Un chiffre absolument spectaculaire

Sans parler, évidemment, de la Terreur de 1793 qu'on fait souvent tomber fort opportunément dans l'oubli mais qui vit tomber aussi les têtes à foison. Le problème des révolutions, c'est qu'il leur est souvent arrivé de déraper en cours de route. Et de ne pas toujours finir très bien, soit dans la répression opérée par le système en place, soit par l'oppression de celui qui le remplace. La révolution des Œillets à la mode portugaise ne se trouve pas à chaque coin de rue.

Et pourtant, les Français et les Françaises montrent un certain attachement à cette forme de transition politique pour passer d'un système à un autre. Pour preuve, un sondage de l'Ifop réalisé à la mi-février sur la question et publié le 20 mars sur le site Atlantico. Alors que l'organisme français interrogeait nos compatriotes sur le fait de savoir s'il vaut mieux une révolution ou un programme de réformes pour «vraiment changer la situation», une enquête identique était conduite par d'autres instituts dans cinq pays d'Europe (Allemagne, Autriche, Espagne Italie, Pologne).

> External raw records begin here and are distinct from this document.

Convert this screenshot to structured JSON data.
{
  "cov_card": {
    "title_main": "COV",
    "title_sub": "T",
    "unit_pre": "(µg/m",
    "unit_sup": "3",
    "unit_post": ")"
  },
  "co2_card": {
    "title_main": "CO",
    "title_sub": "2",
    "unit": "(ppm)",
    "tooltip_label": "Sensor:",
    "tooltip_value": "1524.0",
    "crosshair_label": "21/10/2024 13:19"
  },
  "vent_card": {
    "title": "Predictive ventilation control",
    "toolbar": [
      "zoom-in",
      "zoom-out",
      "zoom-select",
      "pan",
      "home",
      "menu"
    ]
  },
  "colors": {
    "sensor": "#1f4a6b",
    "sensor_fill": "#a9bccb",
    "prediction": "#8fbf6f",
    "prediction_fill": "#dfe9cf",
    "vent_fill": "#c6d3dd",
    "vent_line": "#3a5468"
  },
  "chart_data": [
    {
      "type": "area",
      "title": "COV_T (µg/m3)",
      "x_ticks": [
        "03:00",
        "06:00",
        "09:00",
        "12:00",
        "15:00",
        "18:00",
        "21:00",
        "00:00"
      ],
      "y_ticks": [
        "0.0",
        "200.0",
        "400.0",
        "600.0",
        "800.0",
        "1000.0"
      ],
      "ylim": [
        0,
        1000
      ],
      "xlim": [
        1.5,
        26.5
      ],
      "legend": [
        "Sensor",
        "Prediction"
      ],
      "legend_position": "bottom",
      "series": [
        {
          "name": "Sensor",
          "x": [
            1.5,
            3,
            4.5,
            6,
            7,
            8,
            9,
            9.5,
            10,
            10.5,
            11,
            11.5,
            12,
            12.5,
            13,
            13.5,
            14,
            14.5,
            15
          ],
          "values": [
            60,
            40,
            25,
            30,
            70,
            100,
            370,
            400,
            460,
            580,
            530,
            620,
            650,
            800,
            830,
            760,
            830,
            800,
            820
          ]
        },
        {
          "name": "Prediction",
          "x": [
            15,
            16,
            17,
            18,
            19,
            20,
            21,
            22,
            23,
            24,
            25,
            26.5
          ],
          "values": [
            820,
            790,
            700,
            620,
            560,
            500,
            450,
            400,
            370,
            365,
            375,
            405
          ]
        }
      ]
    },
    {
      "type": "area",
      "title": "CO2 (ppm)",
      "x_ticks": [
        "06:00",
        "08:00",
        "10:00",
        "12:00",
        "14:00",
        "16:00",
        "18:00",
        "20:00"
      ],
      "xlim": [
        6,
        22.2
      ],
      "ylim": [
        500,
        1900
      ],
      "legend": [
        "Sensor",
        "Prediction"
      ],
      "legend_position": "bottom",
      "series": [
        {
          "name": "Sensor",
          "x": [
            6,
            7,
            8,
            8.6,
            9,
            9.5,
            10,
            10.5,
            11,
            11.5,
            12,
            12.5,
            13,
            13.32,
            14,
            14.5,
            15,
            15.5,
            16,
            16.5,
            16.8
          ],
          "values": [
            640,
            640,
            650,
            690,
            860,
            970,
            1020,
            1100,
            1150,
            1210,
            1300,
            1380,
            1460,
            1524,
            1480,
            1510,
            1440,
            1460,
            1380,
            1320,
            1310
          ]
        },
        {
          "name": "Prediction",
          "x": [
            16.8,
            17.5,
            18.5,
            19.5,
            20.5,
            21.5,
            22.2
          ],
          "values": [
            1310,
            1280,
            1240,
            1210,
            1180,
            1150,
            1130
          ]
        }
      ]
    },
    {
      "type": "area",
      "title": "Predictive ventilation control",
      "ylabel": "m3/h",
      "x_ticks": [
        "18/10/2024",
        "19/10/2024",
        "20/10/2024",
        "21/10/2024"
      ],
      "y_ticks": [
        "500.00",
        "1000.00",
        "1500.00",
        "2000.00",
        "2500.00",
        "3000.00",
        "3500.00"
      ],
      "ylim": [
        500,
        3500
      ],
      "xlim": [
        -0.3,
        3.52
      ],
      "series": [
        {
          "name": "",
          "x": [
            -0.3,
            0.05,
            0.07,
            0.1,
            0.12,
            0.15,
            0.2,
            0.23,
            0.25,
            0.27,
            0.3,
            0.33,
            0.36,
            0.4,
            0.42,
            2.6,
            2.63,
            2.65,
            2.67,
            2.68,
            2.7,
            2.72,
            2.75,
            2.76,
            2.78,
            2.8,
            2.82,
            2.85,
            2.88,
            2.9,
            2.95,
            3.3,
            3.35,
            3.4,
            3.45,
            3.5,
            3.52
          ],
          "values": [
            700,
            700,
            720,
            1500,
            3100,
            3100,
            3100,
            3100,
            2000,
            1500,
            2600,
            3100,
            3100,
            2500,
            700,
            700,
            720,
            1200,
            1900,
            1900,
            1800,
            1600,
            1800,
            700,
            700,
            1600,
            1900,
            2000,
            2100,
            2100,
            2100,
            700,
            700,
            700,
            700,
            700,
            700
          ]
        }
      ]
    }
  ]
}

De loin, nos concitoyennes et nos concitoyens semblent être les plus enthousiastes, ou du moins les plus acquis, à l'idée de la révolution... même si un sur deux penche quand même pour les réformes. Ils sont 39% en France à se sentir une âme de révolutionnaire contre 28% en Italie: ces deux pays méditerranéens ont eu, dans la seconde moitié du XXe siècle, un parti communiste puissant.

«Il s'agit d'un chiffre absolument spectaculaire», remarque David Nguyen, directeur conseil à l'Ifop, qui commente ce sondage pour Atlantico. «Quatre Français sur dix considèrent qu'une révolution serait une bonne solution: même si nous ne savons pas exactement ce qu'ils mettent derrière ce mot, poursuit-il, c'est la marque d'une radicalité très présente au sein de la société.» Présente et très élevée, si on compare cette radicalité avec celle décelée dans les autres pays européens étudiés.

Si un Allemand sur cinq (20%) partage aussi ce sentiment, peut-être en souvenir de Rosa Luxemburg et Karl Liebknecht, figures révolutionnaires allemandes assassinées en 1919, les Autrichiens, les Espagnols (qui ont connu la guerre civile suivie du long régime dictatorial franquiste jusqu'en 1975) et les Polonais y sont encore moins favorables puisque les chiffres sont de 13% et 14%.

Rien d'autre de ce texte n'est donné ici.